Foxygen may be the closest we’ve come to truly reliving that golden age of psychedelic music, and may be a sign of things to come. Their imperfect fifth album, Hang, is a lovingly erratic mixture of David Bowie and George Harrison, Frank Zappa and Electric Light Orchestra, with vivid orchestrations guiding poppy piano rhythms through unpredictable chord progressions. Even the tempo, always-changing on the highlight song “Avalon,” is like a fitful time machine to the effervescent days of yore, when the music business’s pressures were lighter and songs could run for four (or more) times as long as they do now. The group’s vocals croon like a seductive showman on a wild trip, slobbering over words as one would over life itself.
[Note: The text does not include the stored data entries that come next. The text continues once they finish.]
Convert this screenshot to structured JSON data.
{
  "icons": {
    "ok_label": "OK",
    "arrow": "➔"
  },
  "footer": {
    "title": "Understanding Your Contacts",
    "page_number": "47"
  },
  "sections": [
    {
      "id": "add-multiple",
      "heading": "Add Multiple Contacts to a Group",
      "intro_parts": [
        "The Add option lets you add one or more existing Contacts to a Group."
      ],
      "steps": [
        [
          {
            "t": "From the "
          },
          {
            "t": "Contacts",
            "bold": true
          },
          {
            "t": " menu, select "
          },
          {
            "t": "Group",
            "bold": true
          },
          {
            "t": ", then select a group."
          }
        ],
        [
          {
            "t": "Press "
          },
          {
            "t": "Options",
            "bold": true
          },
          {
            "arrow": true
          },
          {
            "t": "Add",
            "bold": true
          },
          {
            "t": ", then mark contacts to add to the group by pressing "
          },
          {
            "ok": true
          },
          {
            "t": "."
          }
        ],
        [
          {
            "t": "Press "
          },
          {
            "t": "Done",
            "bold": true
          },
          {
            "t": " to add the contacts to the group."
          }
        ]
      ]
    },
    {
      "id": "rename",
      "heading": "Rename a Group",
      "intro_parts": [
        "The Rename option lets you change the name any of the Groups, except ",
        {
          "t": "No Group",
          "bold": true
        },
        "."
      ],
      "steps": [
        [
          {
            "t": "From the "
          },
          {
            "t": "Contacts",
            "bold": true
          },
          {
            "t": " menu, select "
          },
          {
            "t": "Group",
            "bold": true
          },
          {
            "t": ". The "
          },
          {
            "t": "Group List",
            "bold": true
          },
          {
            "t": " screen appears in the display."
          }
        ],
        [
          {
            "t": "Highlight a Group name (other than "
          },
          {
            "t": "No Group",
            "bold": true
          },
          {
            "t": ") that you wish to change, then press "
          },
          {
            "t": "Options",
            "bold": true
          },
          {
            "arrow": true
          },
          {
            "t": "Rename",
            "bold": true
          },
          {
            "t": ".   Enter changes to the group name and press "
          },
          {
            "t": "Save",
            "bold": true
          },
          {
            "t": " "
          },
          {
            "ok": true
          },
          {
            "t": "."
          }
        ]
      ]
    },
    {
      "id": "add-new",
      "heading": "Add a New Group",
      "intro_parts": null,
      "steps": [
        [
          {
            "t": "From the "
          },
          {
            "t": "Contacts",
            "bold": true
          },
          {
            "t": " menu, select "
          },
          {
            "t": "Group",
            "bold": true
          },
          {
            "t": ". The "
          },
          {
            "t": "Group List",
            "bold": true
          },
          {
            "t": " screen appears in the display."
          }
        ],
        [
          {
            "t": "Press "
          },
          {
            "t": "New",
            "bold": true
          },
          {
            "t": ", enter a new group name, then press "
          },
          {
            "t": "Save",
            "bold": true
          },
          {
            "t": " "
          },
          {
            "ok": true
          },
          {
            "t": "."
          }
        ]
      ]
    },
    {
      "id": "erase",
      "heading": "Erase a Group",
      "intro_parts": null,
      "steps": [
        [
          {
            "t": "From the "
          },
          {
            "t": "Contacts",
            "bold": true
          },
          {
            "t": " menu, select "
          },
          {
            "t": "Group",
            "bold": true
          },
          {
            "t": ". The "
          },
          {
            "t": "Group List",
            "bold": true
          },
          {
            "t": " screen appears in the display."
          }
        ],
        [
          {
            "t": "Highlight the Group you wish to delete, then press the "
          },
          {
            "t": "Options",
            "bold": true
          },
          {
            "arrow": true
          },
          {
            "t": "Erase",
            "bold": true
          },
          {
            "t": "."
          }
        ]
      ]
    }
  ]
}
And even before Hang, Foxygen gladly placed themselves within the grand tradition of western sound. Their song “San Francisco,” off their 2013 album We Are the 21st Century Ambassadors of Peace & Magic, shares its DNA with “California Dreamin’” by the Mamas & Papas, one of the anthems of east coast deference to their new California brethren in rock ‘n’ roll.
Foxygen’s sound and style is spreading. A hidden gem this past fall was the release of Do Hollywood by The Lemon Twigs, a duo of teenage brothers from Long Island, whose record was produced by Jonathan Rado of Foxygen. Their music sounds as if all of The Beatles’ “A Day in the Life” — that tremendously wicked and bright McCartney-Lennon collaboration (or, more aptly, battle between two widely divergent songwriters) — collapsed into itself, so that McCartney’s acid-washed bright pop and Lennon’s philosophical brooding create an exquisite soupy mix of theatrical baroque rock. It can sound like Stephen Sondheim or Andrew Lloyd Webber picked up a Stratocaster.
This pastiche and genre blend might be the future of rock. Kishi Bashi’s relatively lackluster album from this past summer also featured Jeff Lynne-like orchestrations. Father John Misty has been all cynical psychedelia since he branched out as a solo artist, and he’s got another album, Pure Comedy, on the way. Mac DeMarco is also on the cusp of another record.
It all hasn’t been perfect so far — there’s a fine line between inspired and copied — but there’s a bright, promising future ahead for those who need to create a new psychedelic reality.